The guest chairman warmly welcomed everyone to the bussin’ and spoke of the annual pilgrimage by the many overseas Souters and their descendants to the common riding.

He kept the audience amused with a few anecdotes of his common riding experience and read out the many messages from Souters across the seas.

Mr Clapperton introduced this year’s colonial standard bearer.
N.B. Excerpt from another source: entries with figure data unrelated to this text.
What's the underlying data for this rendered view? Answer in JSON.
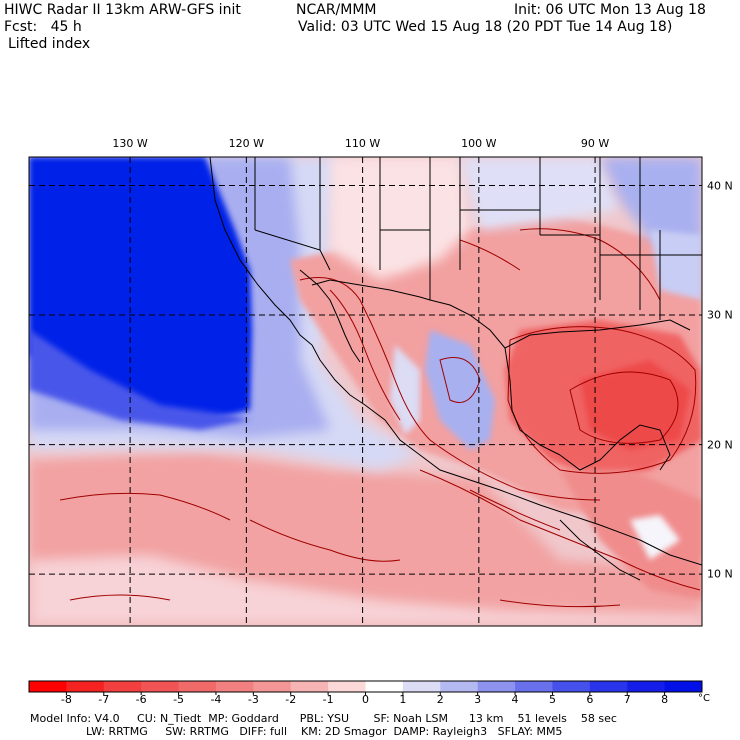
{
  "header": {
    "line1_left": "HIWC Radar II 13km ARW-GFS init",
    "line1_mid": "NCAR/MMM",
    "line1_right": "Init: 06 UTC Mon 13 Aug 18",
    "line2_left": "Fcst:   45 h",
    "line2_right": "Valid: 03 UTC Wed 15 Aug 18 (20 PDT Tue 14 Aug 18)",
    "field_name": "Lifted index"
  },
  "map": {
    "longitude_labels": [
      "130 W",
      "120 W",
      "110 W",
      "100 W",
      "90 W"
    ],
    "longitude_values": [
      -130,
      -120,
      -110,
      -100,
      -90
    ],
    "latitude_labels": [
      "40 N",
      "30 N",
      "20 N",
      "10 N"
    ],
    "latitude_values": [
      40,
      30,
      20,
      10
    ],
    "lon_range": [
      -138.7,
      -80.8
    ],
    "lat_range": [
      6.0,
      42.2
    ],
    "colors": {
      "ocean_stable": "#0020e8",
      "land_unstable": "#f08c8c",
      "strong_unstable": "#f04848",
      "neutral": "#fff0f0",
      "weak_stable": "#c8cdf5",
      "contour": "#a00000",
      "boundary": "#000000"
    }
  },
  "colorbar": {
    "tick_labels": [
      "-8",
      "-7",
      "-6",
      "-5",
      "-4",
      "-3",
      "-2",
      "-1",
      "0",
      "1",
      "2",
      "3",
      "4",
      "5",
      "6",
      "7",
      "8"
    ],
    "tick_values": [
      -8,
      -7,
      -6,
      -5,
      -4,
      -3,
      -2,
      -1,
      0,
      1,
      2,
      3,
      4,
      5,
      6,
      7,
      8
    ],
    "unit": "°C",
    "colors": [
      "#ff0000",
      "#f52222",
      "#f23f3f",
      "#f05454",
      "#f06a6a",
      "#f28080",
      "#f49696",
      "#f7b4b4",
      "#fcd8d8",
      "#ffffff",
      "#dcdcf5",
      "#b4b9f2",
      "#8c92ee",
      "#6870ec",
      "#4650ea",
      "#2a34ea",
      "#141ee8",
      "#0010e6"
    ]
  },
  "footer": {
    "line1": "Model Info: V4.0     CU: N_Tiedt  MP: Goddard      PBL: YSU       SF: Noah LSM      13 km    51 levels    58 sec",
    "line2": "                LW: RRTMG     SW: RRTMG   DIFF: full    KM: 2D Smagor  DAMP: Rayleigh3   SFLAY: MM5"
  }
}
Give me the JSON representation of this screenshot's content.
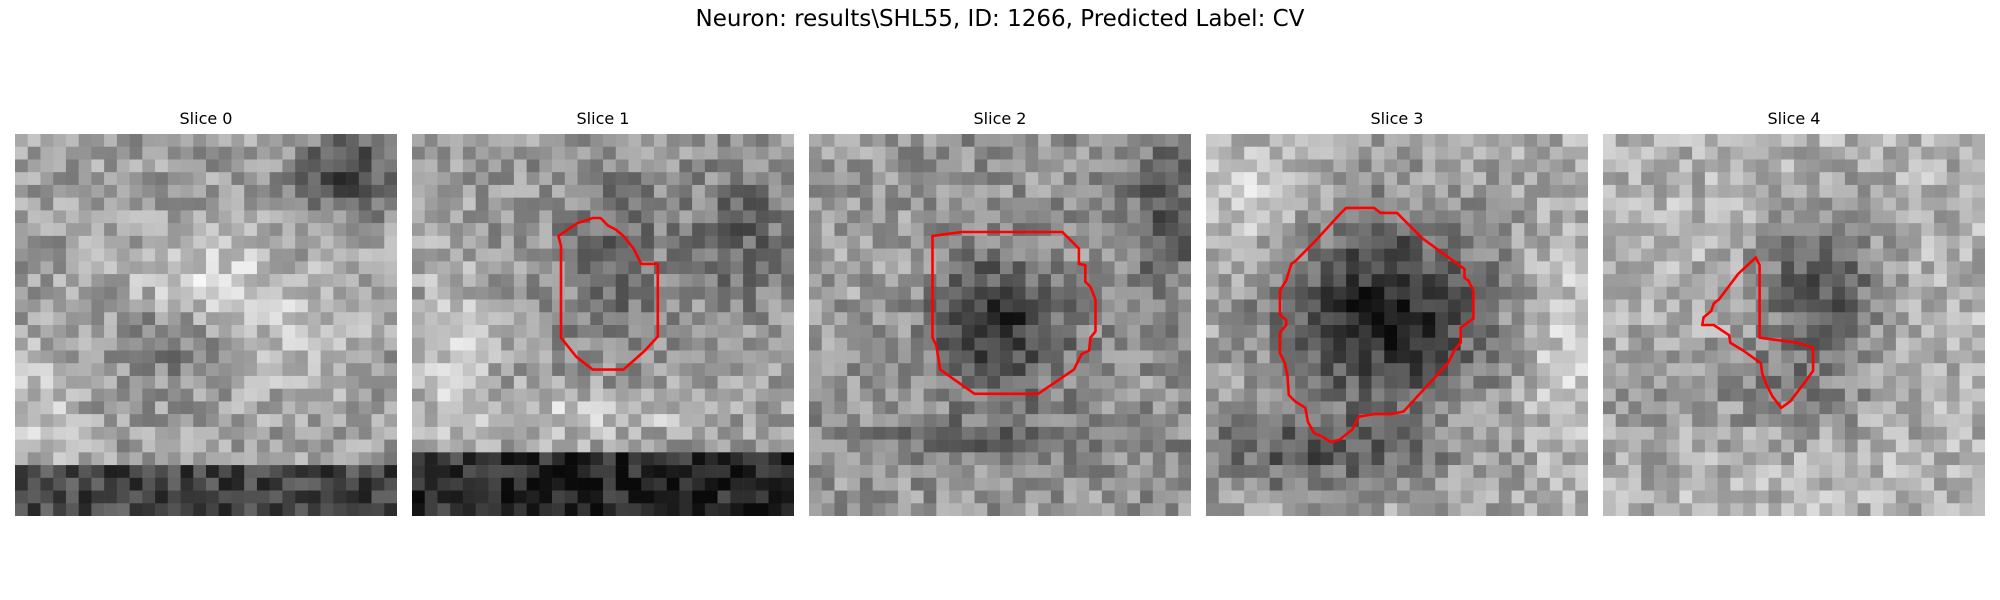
{
  "figure": {
    "title": "Neuron: results\\SHL55, ID: 1266, Predicted Label: CV"
  },
  "slices": [
    {
      "title": "Slice 0"
    },
    {
      "title": "Slice 1"
    },
    {
      "title": "Slice 2"
    },
    {
      "title": "Slice 3"
    },
    {
      "title": "Slice 4"
    }
  ],
  "colors": {
    "contour": "#ff0000"
  }
}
Although not a local, Martin, a civil engineer, married into a weel-kent Selkirk family and played rugby for the town, before moving to Qatar in 2013 with his wife Fiona (McKenzie) and children Ruaridh, 14, and Sarah, nine.

Fiona bussed the flag and both were given a rousing cheer and a chorus of Up Wi’ the Souters.

Provost Jake Wheelans, Royal Burgh Standard Bearer Kieran Riddell and his burleymen and attendants were then introduced to the audience.

Jim Jackson and Margo Craig from the Edinburgh and Midlothian Souters’ Society presented Kieran with the society medallion, strengthening its century-long links with the bussin’ concert and common riding.

Kieran thanked them, before warmly welcoming the exiles and wishing everyone a great common riding.

Provost Wheelans remarked on how pleasing it was to see so many visitors and exiles from overseas.

Wilma Burgon, headteacher of the high school, expressed her support for the society’s history medal and announced the winner, Abbie Linton, who received the medal and a cash sum.

Entertaining the audience in fine style were local singers Ian Wilson and Milly Coltherd, with Dave Mackay at the piano.

The high school band joined forces with the silver band, under the baton of Colin Kemp, and they kept the audience royally entertained with all the favorite common riding tunes.

During the evening, a presentation was made by society secretary Aileen Firth to Falconer Grieve in recognition of sterling service as community singer at the concert.

The concert concluded with a vote of thanks from Mr Clapperton.

He wished everyone a hail smilin’ morn and, for the riders, safe oot, safe in, before the exiles and overseas visitors retired upstairs for the traditional reception.